Before that moment, his work lived mostly in 2D. Flat, easily stored, easily forgotten. But furniture became something more: proof of existence. “These pieces are monuments. It’s like: I have lived. I was here.” And because they’re built from aluminium, they resist disposability. “It’s not like a piece from Ikea, you know? With aluminium, because of the scale and the weight and the brilliance of the material, it’s always impressive, whether big or small.
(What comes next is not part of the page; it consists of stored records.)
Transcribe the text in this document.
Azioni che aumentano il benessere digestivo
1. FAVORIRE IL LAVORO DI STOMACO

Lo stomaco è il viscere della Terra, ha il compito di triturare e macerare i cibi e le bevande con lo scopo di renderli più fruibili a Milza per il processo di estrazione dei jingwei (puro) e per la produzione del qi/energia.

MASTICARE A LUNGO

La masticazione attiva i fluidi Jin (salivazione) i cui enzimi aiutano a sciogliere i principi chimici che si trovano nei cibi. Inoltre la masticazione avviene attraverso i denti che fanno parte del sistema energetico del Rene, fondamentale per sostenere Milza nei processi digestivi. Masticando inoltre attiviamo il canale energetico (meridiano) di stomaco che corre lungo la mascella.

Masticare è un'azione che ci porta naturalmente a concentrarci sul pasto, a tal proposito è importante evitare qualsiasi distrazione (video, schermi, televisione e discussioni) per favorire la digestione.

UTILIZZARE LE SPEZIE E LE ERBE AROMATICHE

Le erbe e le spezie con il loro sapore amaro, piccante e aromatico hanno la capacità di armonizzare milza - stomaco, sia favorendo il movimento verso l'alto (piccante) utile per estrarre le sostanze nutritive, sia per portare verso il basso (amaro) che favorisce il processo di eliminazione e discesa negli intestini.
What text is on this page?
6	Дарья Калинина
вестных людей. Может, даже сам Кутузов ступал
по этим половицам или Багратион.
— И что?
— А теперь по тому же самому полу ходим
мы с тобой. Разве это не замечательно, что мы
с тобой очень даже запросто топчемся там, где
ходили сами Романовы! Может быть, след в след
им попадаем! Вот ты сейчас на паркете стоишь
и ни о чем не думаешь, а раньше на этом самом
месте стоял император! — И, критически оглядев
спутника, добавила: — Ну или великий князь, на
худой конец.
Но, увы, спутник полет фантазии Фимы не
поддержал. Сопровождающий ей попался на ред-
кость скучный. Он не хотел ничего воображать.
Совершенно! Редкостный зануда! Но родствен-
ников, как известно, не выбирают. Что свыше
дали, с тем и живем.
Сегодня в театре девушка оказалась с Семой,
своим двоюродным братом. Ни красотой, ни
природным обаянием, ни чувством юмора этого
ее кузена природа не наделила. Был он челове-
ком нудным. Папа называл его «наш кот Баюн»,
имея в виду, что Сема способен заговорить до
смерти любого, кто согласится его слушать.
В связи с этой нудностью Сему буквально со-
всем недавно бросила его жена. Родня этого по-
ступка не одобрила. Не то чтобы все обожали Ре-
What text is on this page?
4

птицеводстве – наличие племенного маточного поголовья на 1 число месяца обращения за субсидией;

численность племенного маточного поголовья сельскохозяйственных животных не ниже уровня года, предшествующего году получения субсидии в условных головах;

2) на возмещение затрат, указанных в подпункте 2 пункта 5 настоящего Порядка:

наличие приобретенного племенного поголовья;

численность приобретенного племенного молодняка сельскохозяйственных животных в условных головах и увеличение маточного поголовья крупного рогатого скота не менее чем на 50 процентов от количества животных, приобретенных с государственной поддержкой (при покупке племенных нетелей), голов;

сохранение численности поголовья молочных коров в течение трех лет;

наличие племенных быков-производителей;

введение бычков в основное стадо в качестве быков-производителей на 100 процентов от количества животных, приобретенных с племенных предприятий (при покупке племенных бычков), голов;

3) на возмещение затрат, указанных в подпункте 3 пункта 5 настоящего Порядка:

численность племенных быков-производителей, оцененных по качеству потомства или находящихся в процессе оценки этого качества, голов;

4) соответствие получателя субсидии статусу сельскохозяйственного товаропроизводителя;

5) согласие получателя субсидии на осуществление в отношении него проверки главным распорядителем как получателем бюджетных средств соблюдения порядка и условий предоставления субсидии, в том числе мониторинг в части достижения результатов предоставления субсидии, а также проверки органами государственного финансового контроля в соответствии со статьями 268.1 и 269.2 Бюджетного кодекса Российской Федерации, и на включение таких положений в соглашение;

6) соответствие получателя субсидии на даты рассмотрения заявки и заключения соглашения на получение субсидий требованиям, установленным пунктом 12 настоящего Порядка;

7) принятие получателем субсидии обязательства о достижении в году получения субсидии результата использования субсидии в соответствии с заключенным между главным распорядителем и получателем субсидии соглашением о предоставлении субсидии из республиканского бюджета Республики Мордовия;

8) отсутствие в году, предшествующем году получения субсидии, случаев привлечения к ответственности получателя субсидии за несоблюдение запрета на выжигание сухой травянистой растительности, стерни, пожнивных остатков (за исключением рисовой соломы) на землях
No one’s ever going to just discard it like that.” Instead, his works are destined to be cherished, moved carefully, passed down, or recycled into something else entirely whether a Coke can, maybe an aircraft part. Either way, they live on.

That duality between permanence and accessibility is what makes Tejumola’s practice so distinct. On one hand, he’s building heirlooms. On the other, he’s just as happy putting his drawings on t-shirts or Crocs. When asked how he ensures his work is made accessible he shares, “somebody living in a flat share in Oxford isn’t going to buy a framed print. But they’ll happily wear a t-shirt. Because that’s a way of them showing their taste.” He laughs when he tells me about the Crocs collab: a custom printing machine at the pop-up meant anyone could walk in, choose a design, and leave wearing his art. “That is amazing,” I tell him. “so doing things like that, that makes things a little bit more accessible.”

And accessibility doesn’t dilute the vision. If anything, it makes it stronger. Public benches let anyone interact with his designs. An affordable Crocs drop lets a teenager own a piece of his language. Meanwhile, the luxury world continues to call: Soho Home, Montblanc, the British Fashion Council. When I ask how he’s managed to position himself so firmly in that space, he shrugs. “I would love to say that I had this plan. But I think it’s maybe a taste thing. People that work in that space, I have a similar taste to them. So inevitably, they’re attracted to the things I do.”

That balance between luxury and everyday, permanence and accessibility, is what makes his work feel both monumental and personal. He’s not trying to make the most extravagant thing in the room. He’s making something honest. And when he offers advice to younger creatives, it’s equally grounded: “I think it’s very important that you try and have your thing; something that’s yours, not derived from somebody else. Once you have that, then I don’t think you can lose really.”

So maybe that’s the real permanence Tejumola Butler Adenuga is chasing. Not just aluminium sculptures or timeless furniture, but a language of making that can’t be replicated or discarded. Something that insists: I was here.